Provisioning Kubernetes Clusters in Nutanix AOS
To use Rancher to install an RKE Kubernetes cluster in Nutanix AOS (AHV):
-
Locate Rancher’s built-in Nutanix node driver and activate it.
-
Create a node template, which Rancher will use to provision nodes in Nutanix AOS.
-
Create a Nutanix AOS cluster in Rancher. When configuring the new cluster, you will define node pools for it. Each node pool will have a Kubernetes role of etcd, controlplane, or worker. Rancher will install RKE Kubernetes on the new nodes, and it will set up each node with the Kubernetes role defined by the node pool.
For details on configuring the Nutanix AOS node template, refer to the Nutanix AOS node template configuration reference.
For details on configuring RKE Kubernetes clusters in Rancher, refer to the cluster configuration reference.
Preparation in Nutanix AOS
The following sections describe the requirements for setting up Nutanix AOS so that Rancher can provision VMs and clusters.
The node templates are documented and tested with Nutanix AOS version 5.20.2 and 6.0.1. |
Create Credentials in Nutanix AOS
Before proceeding to create a cluster, you must ensure that you have a Nutanix Prism Central user account with admin permissions. When you set up a node template, the template will need to use these credentials.
Network Permissions
You must ensure that the hosts running the Rancher server are able to establish the following network connections:
-
To the Nutanix Prism Central API (usually port 9440/TCP).
-
To port 22/TCP and 2376/TCP on the created VMs
See Node Networking Requirements for a detailed list of port requirements applicable for creating nodes on an infrastructure provider.
VM-VM Anti-Affinity Policies
Setting up VM-VM Anti-Affinity Policies is recommended. These rules allow VMs assigned the etcd and control-plane roles to operate on separate AHV hosts when they are assigned to different node pools. This practice ensures that the failure of a single physical machine does not affect the availability of those planes.
Creating a Nutanix AOS Cluster
1. Create a node template
Creating a node template for Nutanix AOS will allow Rancher to provision new nodes in Nutanix AOS. Node templates can be reused for other clusters.
-
Click ☰ > Cluster Management.
-
Click
. -
Click Create.
-
Click Add Template.
-
Click Nutanix.
-
Fill out a node template for Nutanix AOS. For help filling out the form, refer to the Nutanix AOS node template configuration reference..
-
Click Create.
2. Create a cluster with node pools using the node template
Use Rancher to create a Kubernetes cluster in Nutanix AOS.
-
Click ☰ > Cluster Management.
-
On the Clusters page, click Create.
-
Click Nutanix.
-
Enter a Cluster Name, then click Continue.
-
Use Member Roles to configure user authorization for the cluster.
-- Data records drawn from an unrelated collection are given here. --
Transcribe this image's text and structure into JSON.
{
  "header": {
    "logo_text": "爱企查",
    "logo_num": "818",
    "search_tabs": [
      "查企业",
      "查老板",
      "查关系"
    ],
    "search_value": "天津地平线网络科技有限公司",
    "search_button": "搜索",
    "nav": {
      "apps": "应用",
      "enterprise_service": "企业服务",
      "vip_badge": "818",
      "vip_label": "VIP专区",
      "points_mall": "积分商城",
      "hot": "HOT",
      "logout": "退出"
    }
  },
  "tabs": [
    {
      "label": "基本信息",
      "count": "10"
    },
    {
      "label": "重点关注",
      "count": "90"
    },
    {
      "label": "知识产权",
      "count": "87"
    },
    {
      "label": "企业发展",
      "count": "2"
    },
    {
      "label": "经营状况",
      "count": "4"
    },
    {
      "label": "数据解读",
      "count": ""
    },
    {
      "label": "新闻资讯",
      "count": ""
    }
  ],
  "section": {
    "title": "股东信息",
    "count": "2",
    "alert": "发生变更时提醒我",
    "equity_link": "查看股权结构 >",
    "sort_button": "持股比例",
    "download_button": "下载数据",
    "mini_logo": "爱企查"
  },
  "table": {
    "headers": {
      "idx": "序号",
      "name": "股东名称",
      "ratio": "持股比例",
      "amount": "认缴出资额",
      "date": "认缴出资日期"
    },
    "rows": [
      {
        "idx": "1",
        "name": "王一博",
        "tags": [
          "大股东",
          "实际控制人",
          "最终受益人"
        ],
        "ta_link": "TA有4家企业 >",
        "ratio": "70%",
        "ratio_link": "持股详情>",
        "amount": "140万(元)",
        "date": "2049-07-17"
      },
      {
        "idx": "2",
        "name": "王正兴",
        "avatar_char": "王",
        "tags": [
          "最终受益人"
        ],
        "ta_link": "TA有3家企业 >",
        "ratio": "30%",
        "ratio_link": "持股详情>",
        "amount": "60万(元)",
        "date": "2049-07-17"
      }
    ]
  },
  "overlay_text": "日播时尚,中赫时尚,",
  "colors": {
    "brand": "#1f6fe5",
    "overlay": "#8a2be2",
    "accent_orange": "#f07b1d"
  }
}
Click Add Member to add users who can access the cluster. Use the Role drop-down to set permissions for each user.
-
Use Cluster Options to choose the version of Kubernetes that will be installed, what network provider will be used, and whether you want to enable project network isolation. To see more cluster options, click on Show advanced options. For help configuring the cluster, refer to the RKE cluster configuration reference.
-
Add one or more node pools to your cluster. Each node pool uses a node template to provision new nodes. For more information about node pools, including best practices for assigning Kubernetes roles to the nodes, see this section.
-
Review your options to confirm they’re correct. Then click Create.
Result: Your cluster is created and assigned a state of Provisioning. Rancher is standing up your cluster.
You can access your cluster after its state is updated to Active.
Active clusters are assigned two Projects:
-
Default
, containing thedefault
namespace -
System
, containing thecattle-system
,ingress-nginx
,kube-public
, andkube-system
namespaces
Optional Next Steps
After creating your cluster, you can access it through the Rancher UI. As a best practice, we recommend setting up these alternate ways of accessing your cluster:
-
Access your cluster with the kubectl CLI: Follow these steps to access clusters with kubectl on your workstation. In this case, you will be authenticated through the Rancher server’s authentication proxy, then Rancher will connect you to the downstream cluster. This method lets you manage the cluster without the Rancher UI.
-
Access your cluster with the kubectl CLI, using the authorized cluster endpoint: Follow these steps to access your cluster with kubectl directly, without authenticating through Rancher. We recommend setting up this alternative method to access your cluster so that in case you can’t connect to Rancher, you can still access the cluster.